59x Faster Task Loading: Replacing Git Subprocesses with File Stat Calls

Today I shipped a performance fix that turned a 20-second operation into a 0.35-second one. The root cause? 174 unnecessary git subprocess spawns.

The Problem

gptodo is a task management CLI that reads Markdown files with YAML frontmatter. Each task file can optionally include created and modified timestamps in the frontmatter. When these fields are missing, the code fell back to running git log to determine timestamps.

The fallback logic spawned two git log subprocesses per task:

git log -1 --format=%at -- task.md for the last modification time
git log --reverse --format=%at -- task.md for the creation time

In my workspace with 87 task files, none had a modified field in frontmatter. That’s 87 tasks x 2 git calls = 174 subprocess spawns just to load the task list.

# The old code (simplified)
try:
    created = parse_datetime_field(metadata.get("created", ""))
    modified = parse_datetime_field(metadata.get("modified", ""))
except (ValueError, TypeError):
    # Both fields failed — run git for BOTH timestamps
    result = subprocess.run(["git", "log", "-1", "--format=%at", "--", str(file)], ...)
    modified = datetime.fromtimestamp(int(result.stdout.strip()))

    result = subprocess.run(["git", "log", "--reverse", "--format=%at", "--", str(file)], ...)
    created = datetime.fromtimestamp(int(result.stdout.strip().split("\n")[0]))

The bug: created and modified were parsed together in a single try/except block.

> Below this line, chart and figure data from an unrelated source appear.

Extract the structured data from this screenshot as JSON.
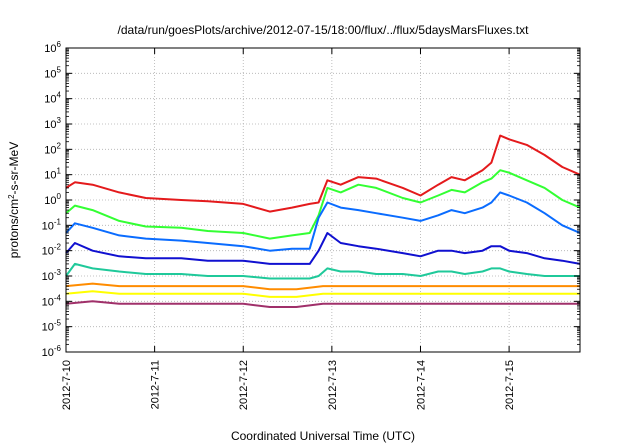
{
  "chart_data": {
    "type": "line",
    "title": "/data/run/goesPlots/archive/2012-07-15/18:00/flux/../flux/5daysMarsFluxes.txt",
    "xlabel": "Coordinated Universal Time (UTC)",
    "ylabel_parts": [
      "protons/cm",
      "2",
      "-s-sr-MeV"
    ],
    "y_scale": "log",
    "ylim": [
      1e-06,
      1000000.0
    ],
    "x_ticks": [
      "2012-7-10",
      "2012-7-11",
      "2012-7-12",
      "2012-7-13",
      "2012-7-14",
      "2012-7-15"
    ],
    "xlim_days": [
      0,
      5.8
    ],
    "y_tick_exponents": [
      -6,
      -5,
      -4,
      -3,
      -2,
      -1,
      0,
      1,
      2,
      3,
      4,
      5,
      6
    ],
    "grid": true,
    "series": [
      {
        "color": "#e41a1c",
        "x": [
          0.0,
          0.1,
          0.3,
          0.6,
          0.9,
          1.3,
          1.6,
          2.0,
          2.3,
          2.55,
          2.75,
          2.85,
          2.95,
          3.1,
          3.3,
          3.5,
          3.8,
          4.0,
          4.2,
          4.35,
          4.5,
          4.7,
          4.8,
          4.9,
          5.0,
          5.2,
          5.4,
          5.6,
          5.8
        ],
        "y": [
          3,
          5,
          4,
          2,
          1.2,
          1,
          0.9,
          0.7,
          0.35,
          0.5,
          0.7,
          0.8,
          6,
          4,
          8,
          7,
          3,
          1.5,
          4,
          8,
          6,
          15,
          30,
          350,
          250,
          150,
          60,
          20,
          10
        ]
      },
      {
        "color": "#33ff33",
        "x": [
          0.0,
          0.1,
          0.3,
          0.6,
          0.9,
          1.3,
          1.6,
          2.0,
          2.3,
          2.55,
          2.75,
          2.85,
          2.95,
          3.1,
          3.3,
          3.5,
          3.8,
          4.0,
          4.2,
          4.35,
          4.5,
          4.7,
          4.8,
          4.9,
          5.0,
          5.2,
          5.4,
          5.6,
          5.8
        ],
        "y": [
          0.3,
          0.6,
          0.4,
          0.15,
          0.09,
          0.08,
          0.06,
          0.05,
          0.03,
          0.04,
          0.05,
          0.25,
          3,
          2,
          4,
          3,
          1.2,
          0.8,
          1.5,
          2.5,
          2,
          5,
          7,
          15,
          12,
          6,
          3,
          1,
          0.5
        ]
      },
      {
        "color": "#0a6cff",
        "x": [
          0.0,
          0.1,
          0.3,
          0.6,
          0.9,
          1.3,
          1.6,
          2.0,
          2.3,
          2.55,
          2.75,
          2.85,
          2.95,
          3.1,
          3.3,
          3.5,
          3.8,
          4.0,
          4.2,
          4.35,
          4.5,
          4.7,
          4.8,
          4.9,
          5.0,
          5.2,
          5.4,
          5.6,
          5.8
        ],
        "y": [
          0.05,
          0.12,
          0.08,
          0.04,
          0.03,
          0.025,
          0.02,
          0.015,
          0.01,
          0.012,
          0.012,
          0.2,
          0.8,
          0.5,
          0.4,
          0.3,
          0.2,
          0.15,
          0.25,
          0.4,
          0.3,
          0.5,
          0.8,
          2,
          1.5,
          0.8,
          0.3,
          0.1,
          0.05
        ]
      },
      {
        "color": "#1010d0",
        "x": [
          0.0,
          0.1,
          0.3,
          0.6,
          0.9,
          1.3,
          1.6,
          2.0,
          2.3,
          2.55,
          2.75,
          2.85,
          2.95,
          3.1,
          3.3,
          3.5,
          3.8,
          4.0,
          4.2,
          4.35,
          4.5,
          4.7,
          4.8,
          4.9,
          5.0,
          5.2,
          5.4,
          5.6,
          5.8
        ],
        "y": [
          0.008,
          0.02,
          0.01,
          0.006,
          0.005,
          0.005,
          0.004,
          0.004,
          0.003,
          0.003,
          0.003,
          0.01,
          0.05,
          0.02,
          0.015,
          0.012,
          0.008,
          0.006,
          0.01,
          0.01,
          0.008,
          0.01,
          0.015,
          0.015,
          0.01,
          0.008,
          0.005,
          0.004,
          0.003
        ]
      },
      {
        "color": "#1fc99a",
        "x": [
          0.0,
          0.1,
          0.3,
          0.6,
          0.9,
          1.3,
          1.6,
          2.0,
          2.3,
          2.55,
          2.75,
          2.85,
          2.95,
          3.1,
          3.3,
          3.5,
          3.8,
          4.0,
          4.2,
          4.35,
          4.5,
          4.7,
          4.8,
          4.9,
          5.0,
          5.2,
          5.4,
          5.6,
          5.8
        ],
        "y": [
          0.001,
          0.003,
          0.002,
          0.0015,
          0.0012,
          0.0012,
          0.001,
          0.001,
          0.0008,
          0.0008,
          0.0008,
          0.001,
          0.002,
          0.0015,
          0.0015,
          0.0012,
          0.0012,
          0.001,
          0.0015,
          0.0015,
          0.0012,
          0.0015,
          0.002,
          0.002,
          0.0015,
          0.0012,
          0.001,
          0.001,
          0.001
        ]
      },
      {
        "color": "#ff8c00",
        "x": [
          0.0,
          0.3,
          0.6,
          0.9,
          1.3,
          1.6,
          2.0,
          2.3,
          2.6,
          2.9,
          3.2,
          3.5,
          3.8,
          4.1,
          4.4,
          4.7,
          5.0,
          5.3,
          5.6,
          5.8
        ],
        "y": [
          0.0004,
          0.0005,
          0.0004,
          0.0004,
          0.0004,
          0.0004,
          0.0004,
          0.0003,
          0.0003,
          0.0004,
          0.0004,
          0.0004,
          0.0004,
          0.0004,
          0.0004,
          0.0004,
          0.0004,
          0.0004,
          0.0004,
          0.0004
        ]
      },
      {
        "color": "#ffff00",
        "x": [
          0.0,
          0.3,
          0.6,
          0.9,
          1.3,
          1.6,
          2.0,
          2.3,
          2.6,
          2.9,
          3.2,
          3.5,
          3.8,
          4.1,
          4.4,
          4.7,
          5.0,
          5.3,
          5.6,
          5.8
        ],
        "y": [
          0.0002,
          0.00025,
          0.0002,
          0.0002,
          0.0002,
          0.0002,
          0.0002,
          0.00015,
          0.00015,
          0.0002,
          0.0002,
          0.0002,
          0.0002,
          0.0002,
          0.0002,
          0.0002,
          0.0002,
          0.0002,
          0.0002,
          0.0002
        ]
      },
      {
        "color": "#a0306a",
        "x": [
          0.0,
          0.3,
          0.6,
          0.9,
          1.3,
          1.6,
          2.0,
          2.3,
          2.6,
          2.9,
          3.2,
          3.5,
          3.8,
          4.1,
          4.4,
          4.7,
          5.0,
          5.3,
          5.6,
          5.8
        ],
        "y": [
          8e-05,
          0.0001,
          8e-05,
          8e-05,
          8e-05,
          8e-05,
          8e-05,
          6e-05,
          6e-05,
          8e-05,
          8e-05,
          8e-05,
          8e-05,
          8e-05,
          8e-05,
          8e-05,
          8e-05,
          8e-05,
          8e-05,
          8e-05
        ]
      }
    ]
  }
}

If either failed, both fell back to git. Since modified was rarely in frontmatter, even tasks with a valid created field triggered the git fallback.

The Fix

Parse each field independently, and use os.stat() (file mtime) instead of git for the modified timestamp:

# The new code
stats = file.stat()

# Parse created independently
try:
    created = parse_datetime_field(metadata.get("created", ""))
except (ValueError, TypeError):
    created = datetime.fromtimestamp(stats.st_ctime)

# Parse modified — use file mtime as fast fallback
if "modified" in metadata:
    try:
        modified = parse_datetime_field(metadata["modified"])
    except (ValueError, TypeError):
        modified = datetime.fromtimestamp(stats.st_mtime)
else:
    modified = datetime.fromtimestamp(stats.st_mtime)

The key insight: file mtime is a perfectly reasonable proxy for “last modified” time. It updates on every write, which is exactly what we want for task files. Git timestamps are more precise (they track the actual commit history), but the precision isn’t worth 174 subprocess calls.

Results

Metric	Before	After	Speedup
`load_tasks()` for 87 tasks	20.5s	0.35s	59x
`gptodo status --compact`	21.5s	0.3s	71x
Git subprocess calls	174	0	∞

The code change was -25 lines, +14 lines. Net deletion.

The Lesson

Every subprocess call is a context switch. Python spawns a new process, the OS loads the git binary, git reads its index, queries the log, writes to stdout, and Python reads it back. That overhead is typically 50-200ms per call.

When you have N items and spawn O(N) subprocesses, performance degrades linearly. With 87 tasks at ~120ms per git call, that’s 87 * 2 * 120ms ≈ 20.9 seconds — which matches the observed 20.5s almost exactly.

The fix uses os.stat(), which is a single syscall that returns in microseconds. No process spawning, no binary loading, no I/O parsing.

Rule of thumb: If you’re calling a subprocess in a loop, ask yourself if there’s a syscall or library function that does the same thing. stat() vs git log, os.path.exists() vs test -f, glob.glob() vs find — the builtin is almost always faster by orders of magnitude.

Context

This optimization is part of ongoing work on gptme-contrib, the community contribution repository for gptme — an open-source AI assistant framework. gptodo is the task management CLI used by agents running on gptme.

When your AI agent runs 675+ autonomous sessions and checks task status at the start of every one, a 20-second overhead adds up to 3.7 hours of wasted compute over those sessions. Now it’s 3.9 minutes.